4. Dark chocolate—Here is what you’ve been waiting to hear, chocolate contains theobromine, which causes sense of happiness similar to marijuana (not that I would know). It also is packed with magnesium, a nutrient known to fight depression.
- Choose dark chocolate to lower the sugar content and amp up the theobrimine. Milk chocolate is very high in sugar and often overly processed.
- If you don’t really like chocolate or only like it when it is high in sugar, take a soaking bath for 30 minutes with 4 pounds of Epsom salts added. Your skin will absorb the magnesium. Incorporating soaking baths can help to calm your nervous system while building your magnesium levels can alleviate your depression. Magnesium supplements are not as effective.
5. Potatoes—Cold, small, waxy potatoes increase the production of serotonin, our feel-good hormone.
- To lower their glycemic levels (lessening the negative effects of their carb content), you should boil them, add salt and organic butter, and then chill. Chilling them is important for bringing down their glycemic load, even if you choose to reheated them later. Eat them as a snack on a regular basis, particularly as a small snack before bed (to help boost serotonin production process overnight). Be sure to eat them on their own because when combined with protein, the serotonin effect may be blocked.
5. Spice it up—A nutrient called curcumin is a powerful anti-inflammatory. You can add it to your diet in several ways.
- Use the cumin and turmeric (Indian food anyone?) in your cooking. In Morocco, they put out cumin along with salt and pepper at every meal. Few Indian dishes are made without one of these two ingredients. Add cumin to burgers, chili, Mexican food, spicy dips, and French fries. It’s incredibly versatile.

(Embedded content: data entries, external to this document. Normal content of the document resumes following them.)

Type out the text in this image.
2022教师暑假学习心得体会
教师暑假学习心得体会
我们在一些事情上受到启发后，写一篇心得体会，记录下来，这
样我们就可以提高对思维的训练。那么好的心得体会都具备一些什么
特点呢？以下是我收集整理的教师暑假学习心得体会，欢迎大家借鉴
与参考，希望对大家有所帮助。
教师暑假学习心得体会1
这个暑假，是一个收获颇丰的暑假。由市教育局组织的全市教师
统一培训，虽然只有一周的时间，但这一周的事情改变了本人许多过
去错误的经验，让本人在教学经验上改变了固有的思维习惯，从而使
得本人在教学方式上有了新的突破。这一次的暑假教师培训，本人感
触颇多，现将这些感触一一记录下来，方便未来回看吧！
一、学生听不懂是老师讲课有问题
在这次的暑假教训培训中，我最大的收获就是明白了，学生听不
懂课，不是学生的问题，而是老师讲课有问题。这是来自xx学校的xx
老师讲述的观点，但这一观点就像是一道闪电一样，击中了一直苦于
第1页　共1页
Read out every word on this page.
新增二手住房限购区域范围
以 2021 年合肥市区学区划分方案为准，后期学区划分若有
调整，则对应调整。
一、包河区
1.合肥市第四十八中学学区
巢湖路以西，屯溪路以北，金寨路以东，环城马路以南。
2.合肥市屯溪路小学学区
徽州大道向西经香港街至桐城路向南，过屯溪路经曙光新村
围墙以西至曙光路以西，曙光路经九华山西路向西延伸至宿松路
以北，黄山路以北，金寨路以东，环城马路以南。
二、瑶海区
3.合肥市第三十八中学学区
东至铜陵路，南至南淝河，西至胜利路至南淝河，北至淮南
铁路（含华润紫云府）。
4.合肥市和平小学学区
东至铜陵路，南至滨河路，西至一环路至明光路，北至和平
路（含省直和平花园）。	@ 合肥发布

- If you can get fresh turmeric (it looks like a redder, smaller version of ginger), make turmeric lemonade and enjoy a glass each day (just keep the sweetener low).
6. Coffee and tea—Here, there is good news and bad news on the caffeine in these drinks—black tea is good, green tea is better, coffee is neutral.
- If you love coffee, start with one cup in the morning but drink black or green tea daily the rest of the day.
7. Exercise—30-60 minutes a day is fantastic but even 10 minutes of vigorous housework or a personal spontaneous dance party can really help. Get outside if you can to get an added boost from the sun, fresh air and exposure to nature (though you may want to do the spontaneous dance party indoors =).
Special thanks to Dr. Daphne Miller, The Jungle Effect and Nina Planck, Real Food, who did much of the research used for this blog.